Ownership and accountability, panellists agreed, are emerging as organisational imperatives.
“Everyone wants AI, but who owns it? Who sets the guardrails?” asked Hitesh Talreja, CTO of LIC Housing Finance. “It can’t be one person or one team. It has to enter the organisation’s DNA. Everyone must know what they can and cannot do with AI.”
Geeta Gurnani, Field CTO, Technical Sales & Client Engineering Head, IBM Technology, India & South Asia, said the rise of Responsible AI Offices marks an encouraging trend.
“When I first heard that our proposal needed ethics board approval, I was surprised,” she said. “But now, it’s becoming standard practice. Ethics boards and responsible AI offices are taking shape, and every user or producer must be accountable.”
Towards a Culture of Accountability
Accountability, participants noted, cannot remain confined to the technology function.
“It’s about who builds, who manages, and who’s accountable,” said Mr. Sureka of Motilal Oswal. “Ownership must run across the organisation — from data provenance to model governance.”
At the Bombay Stock Exchange, this philosophy translates into training and policy alignment. “We’re orienting employees and leadership on responsible AI use cases that bring real value,” said Ramesh Gurram, Chief Information Security Officer at Bombay Stock Exchange. “Governance and customer trust must evolve together.”
Governance as Foundation, Not Afterthought
While the excitement around AI’s possibilities continues, the consensus at the roundtable was clear: governance is not optional.

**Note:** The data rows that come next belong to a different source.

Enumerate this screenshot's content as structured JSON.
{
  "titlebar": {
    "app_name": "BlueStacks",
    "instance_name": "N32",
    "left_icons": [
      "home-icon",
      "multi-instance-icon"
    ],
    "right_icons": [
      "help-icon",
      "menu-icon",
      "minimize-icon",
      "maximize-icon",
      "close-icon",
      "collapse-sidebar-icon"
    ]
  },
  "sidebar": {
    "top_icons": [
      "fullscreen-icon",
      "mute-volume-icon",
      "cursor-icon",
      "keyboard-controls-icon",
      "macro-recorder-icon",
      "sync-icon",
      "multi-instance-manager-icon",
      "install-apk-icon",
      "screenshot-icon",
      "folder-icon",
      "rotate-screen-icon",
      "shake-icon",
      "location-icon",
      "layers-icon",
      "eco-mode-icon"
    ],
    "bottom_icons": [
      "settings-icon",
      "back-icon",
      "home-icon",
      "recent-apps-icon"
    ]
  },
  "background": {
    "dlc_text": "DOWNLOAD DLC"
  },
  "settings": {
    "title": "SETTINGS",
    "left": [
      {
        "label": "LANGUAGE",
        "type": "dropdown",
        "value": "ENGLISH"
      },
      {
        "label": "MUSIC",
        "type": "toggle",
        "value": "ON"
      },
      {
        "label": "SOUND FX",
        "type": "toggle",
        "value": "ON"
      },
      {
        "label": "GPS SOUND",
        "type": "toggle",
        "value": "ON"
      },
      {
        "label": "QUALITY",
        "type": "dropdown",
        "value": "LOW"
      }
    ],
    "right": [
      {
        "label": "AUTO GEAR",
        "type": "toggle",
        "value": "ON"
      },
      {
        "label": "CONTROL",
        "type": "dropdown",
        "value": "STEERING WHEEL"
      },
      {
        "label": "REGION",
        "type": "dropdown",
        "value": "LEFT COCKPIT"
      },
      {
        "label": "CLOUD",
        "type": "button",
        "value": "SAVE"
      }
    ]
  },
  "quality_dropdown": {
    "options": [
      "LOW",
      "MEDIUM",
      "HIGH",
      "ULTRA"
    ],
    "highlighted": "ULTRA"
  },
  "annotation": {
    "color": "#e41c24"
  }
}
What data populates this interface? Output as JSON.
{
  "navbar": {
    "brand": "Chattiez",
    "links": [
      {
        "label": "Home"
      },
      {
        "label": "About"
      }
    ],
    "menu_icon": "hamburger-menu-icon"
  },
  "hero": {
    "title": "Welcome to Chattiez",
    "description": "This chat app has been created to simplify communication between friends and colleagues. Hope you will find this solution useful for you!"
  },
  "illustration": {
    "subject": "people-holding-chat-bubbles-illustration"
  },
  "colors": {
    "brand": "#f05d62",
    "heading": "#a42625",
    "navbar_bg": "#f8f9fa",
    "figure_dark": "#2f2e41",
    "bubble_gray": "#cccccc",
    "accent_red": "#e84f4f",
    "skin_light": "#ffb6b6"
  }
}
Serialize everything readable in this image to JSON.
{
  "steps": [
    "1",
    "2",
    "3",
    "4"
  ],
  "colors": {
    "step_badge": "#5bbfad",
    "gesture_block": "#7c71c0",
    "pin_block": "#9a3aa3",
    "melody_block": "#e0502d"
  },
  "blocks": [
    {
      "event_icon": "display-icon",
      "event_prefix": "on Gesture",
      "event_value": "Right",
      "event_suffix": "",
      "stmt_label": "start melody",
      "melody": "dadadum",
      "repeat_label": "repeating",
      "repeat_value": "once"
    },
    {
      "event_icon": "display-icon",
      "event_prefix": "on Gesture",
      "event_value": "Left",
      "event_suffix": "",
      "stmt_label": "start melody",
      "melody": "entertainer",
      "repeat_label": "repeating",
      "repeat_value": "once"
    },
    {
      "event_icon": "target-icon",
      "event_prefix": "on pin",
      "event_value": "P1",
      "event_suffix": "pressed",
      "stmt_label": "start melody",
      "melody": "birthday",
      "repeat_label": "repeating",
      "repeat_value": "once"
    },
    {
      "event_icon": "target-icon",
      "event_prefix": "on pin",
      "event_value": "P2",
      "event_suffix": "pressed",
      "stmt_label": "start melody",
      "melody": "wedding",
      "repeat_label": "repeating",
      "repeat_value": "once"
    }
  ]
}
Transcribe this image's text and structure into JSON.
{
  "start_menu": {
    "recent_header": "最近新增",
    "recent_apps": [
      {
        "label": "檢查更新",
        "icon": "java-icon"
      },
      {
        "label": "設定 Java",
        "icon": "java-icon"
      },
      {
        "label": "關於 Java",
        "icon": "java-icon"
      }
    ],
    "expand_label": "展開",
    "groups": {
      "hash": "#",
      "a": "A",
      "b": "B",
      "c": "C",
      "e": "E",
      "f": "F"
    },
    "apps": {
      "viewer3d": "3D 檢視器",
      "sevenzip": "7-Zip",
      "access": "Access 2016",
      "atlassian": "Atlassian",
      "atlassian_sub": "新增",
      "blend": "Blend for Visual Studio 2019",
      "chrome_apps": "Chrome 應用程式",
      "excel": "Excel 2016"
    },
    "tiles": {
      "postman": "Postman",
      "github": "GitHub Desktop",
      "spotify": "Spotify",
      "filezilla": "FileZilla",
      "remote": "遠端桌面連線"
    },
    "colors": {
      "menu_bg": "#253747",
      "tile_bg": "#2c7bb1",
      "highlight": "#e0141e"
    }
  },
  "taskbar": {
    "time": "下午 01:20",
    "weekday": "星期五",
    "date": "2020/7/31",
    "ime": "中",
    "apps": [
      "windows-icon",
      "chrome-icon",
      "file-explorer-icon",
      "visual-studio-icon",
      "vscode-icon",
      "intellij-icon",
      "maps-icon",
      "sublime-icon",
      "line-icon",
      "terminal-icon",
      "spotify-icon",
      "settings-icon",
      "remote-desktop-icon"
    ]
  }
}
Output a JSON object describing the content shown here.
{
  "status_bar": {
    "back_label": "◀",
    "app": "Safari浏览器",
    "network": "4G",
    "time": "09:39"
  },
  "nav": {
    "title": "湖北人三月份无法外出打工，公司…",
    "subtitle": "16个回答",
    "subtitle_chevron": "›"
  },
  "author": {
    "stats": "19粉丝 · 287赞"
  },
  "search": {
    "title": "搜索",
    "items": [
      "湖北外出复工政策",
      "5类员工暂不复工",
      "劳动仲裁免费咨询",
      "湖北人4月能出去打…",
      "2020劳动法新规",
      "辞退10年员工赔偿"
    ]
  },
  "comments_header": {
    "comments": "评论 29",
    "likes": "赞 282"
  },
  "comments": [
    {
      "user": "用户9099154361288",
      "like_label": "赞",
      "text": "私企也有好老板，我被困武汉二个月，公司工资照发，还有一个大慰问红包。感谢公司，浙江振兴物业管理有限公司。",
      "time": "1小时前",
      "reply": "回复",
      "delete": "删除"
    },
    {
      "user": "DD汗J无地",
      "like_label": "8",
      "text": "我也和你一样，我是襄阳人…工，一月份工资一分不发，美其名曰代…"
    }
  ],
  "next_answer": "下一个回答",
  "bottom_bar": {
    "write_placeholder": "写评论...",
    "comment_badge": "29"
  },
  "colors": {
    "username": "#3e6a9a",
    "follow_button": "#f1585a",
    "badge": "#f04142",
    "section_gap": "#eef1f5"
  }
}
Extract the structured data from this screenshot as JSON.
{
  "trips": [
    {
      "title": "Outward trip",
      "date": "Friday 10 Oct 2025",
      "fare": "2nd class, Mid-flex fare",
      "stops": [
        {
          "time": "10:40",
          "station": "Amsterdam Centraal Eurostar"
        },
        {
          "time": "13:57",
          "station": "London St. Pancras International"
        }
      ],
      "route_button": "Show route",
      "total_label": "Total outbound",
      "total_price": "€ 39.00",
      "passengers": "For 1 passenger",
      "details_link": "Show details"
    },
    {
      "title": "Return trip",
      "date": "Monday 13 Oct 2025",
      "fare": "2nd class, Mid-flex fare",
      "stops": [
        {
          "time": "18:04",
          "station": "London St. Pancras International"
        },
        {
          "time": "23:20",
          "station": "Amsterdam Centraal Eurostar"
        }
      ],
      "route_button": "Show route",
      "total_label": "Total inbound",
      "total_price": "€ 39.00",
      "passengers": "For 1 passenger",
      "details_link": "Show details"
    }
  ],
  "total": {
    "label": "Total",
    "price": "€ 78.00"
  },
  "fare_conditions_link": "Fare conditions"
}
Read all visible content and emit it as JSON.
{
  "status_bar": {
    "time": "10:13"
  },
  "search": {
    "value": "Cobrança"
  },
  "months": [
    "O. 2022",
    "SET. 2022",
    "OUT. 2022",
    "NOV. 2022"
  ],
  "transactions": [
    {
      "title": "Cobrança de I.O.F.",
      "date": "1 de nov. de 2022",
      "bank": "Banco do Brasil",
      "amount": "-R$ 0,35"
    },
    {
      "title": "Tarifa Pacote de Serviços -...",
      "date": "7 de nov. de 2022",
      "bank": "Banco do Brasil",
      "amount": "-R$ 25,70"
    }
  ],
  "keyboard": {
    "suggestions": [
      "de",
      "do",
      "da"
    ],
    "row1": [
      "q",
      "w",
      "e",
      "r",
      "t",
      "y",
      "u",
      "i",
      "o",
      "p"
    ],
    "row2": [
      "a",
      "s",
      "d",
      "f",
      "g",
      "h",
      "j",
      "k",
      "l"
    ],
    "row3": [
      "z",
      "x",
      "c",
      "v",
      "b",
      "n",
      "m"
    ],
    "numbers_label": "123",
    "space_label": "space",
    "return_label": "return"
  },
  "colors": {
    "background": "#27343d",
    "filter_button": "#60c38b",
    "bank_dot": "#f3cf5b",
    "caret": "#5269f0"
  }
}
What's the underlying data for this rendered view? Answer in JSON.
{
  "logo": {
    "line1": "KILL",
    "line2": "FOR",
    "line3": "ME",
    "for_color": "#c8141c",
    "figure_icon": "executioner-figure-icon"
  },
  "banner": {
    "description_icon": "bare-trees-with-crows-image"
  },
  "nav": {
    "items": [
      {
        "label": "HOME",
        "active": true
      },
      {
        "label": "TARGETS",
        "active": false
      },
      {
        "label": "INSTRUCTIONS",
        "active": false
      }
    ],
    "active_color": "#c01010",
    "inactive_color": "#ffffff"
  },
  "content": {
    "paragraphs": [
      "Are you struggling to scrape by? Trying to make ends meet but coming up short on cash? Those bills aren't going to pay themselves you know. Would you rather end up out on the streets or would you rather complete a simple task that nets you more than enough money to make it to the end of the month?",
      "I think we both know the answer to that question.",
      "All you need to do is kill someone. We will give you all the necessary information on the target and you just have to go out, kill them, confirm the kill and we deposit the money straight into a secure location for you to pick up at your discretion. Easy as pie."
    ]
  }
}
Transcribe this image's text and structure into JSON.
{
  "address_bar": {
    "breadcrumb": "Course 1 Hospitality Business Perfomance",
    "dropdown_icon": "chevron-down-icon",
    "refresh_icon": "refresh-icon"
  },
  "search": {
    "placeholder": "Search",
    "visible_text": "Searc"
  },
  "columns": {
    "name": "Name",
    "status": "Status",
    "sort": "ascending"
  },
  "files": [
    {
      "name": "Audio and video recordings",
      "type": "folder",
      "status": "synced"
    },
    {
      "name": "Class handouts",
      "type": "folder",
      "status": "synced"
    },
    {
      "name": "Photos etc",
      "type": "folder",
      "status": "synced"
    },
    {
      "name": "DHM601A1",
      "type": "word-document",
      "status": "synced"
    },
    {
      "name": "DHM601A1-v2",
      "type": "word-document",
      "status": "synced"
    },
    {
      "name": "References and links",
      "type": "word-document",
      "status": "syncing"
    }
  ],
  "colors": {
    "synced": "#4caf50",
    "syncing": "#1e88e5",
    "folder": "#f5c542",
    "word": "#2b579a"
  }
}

Agentic AI promises unprecedented speed and automation, but without strong guardrails, it risks amplifying bias, misuse, and systemic vulnerabilities. Issues such as data hygiene, model integrity, and ethical accountability are now shaping enterprise priorities.
As one participant summed up: AI is no longer experimental; it’s infrastructural. That makes governance and cybersecurity not just best practice — but the very foundation of trust in the age of intelligent systems.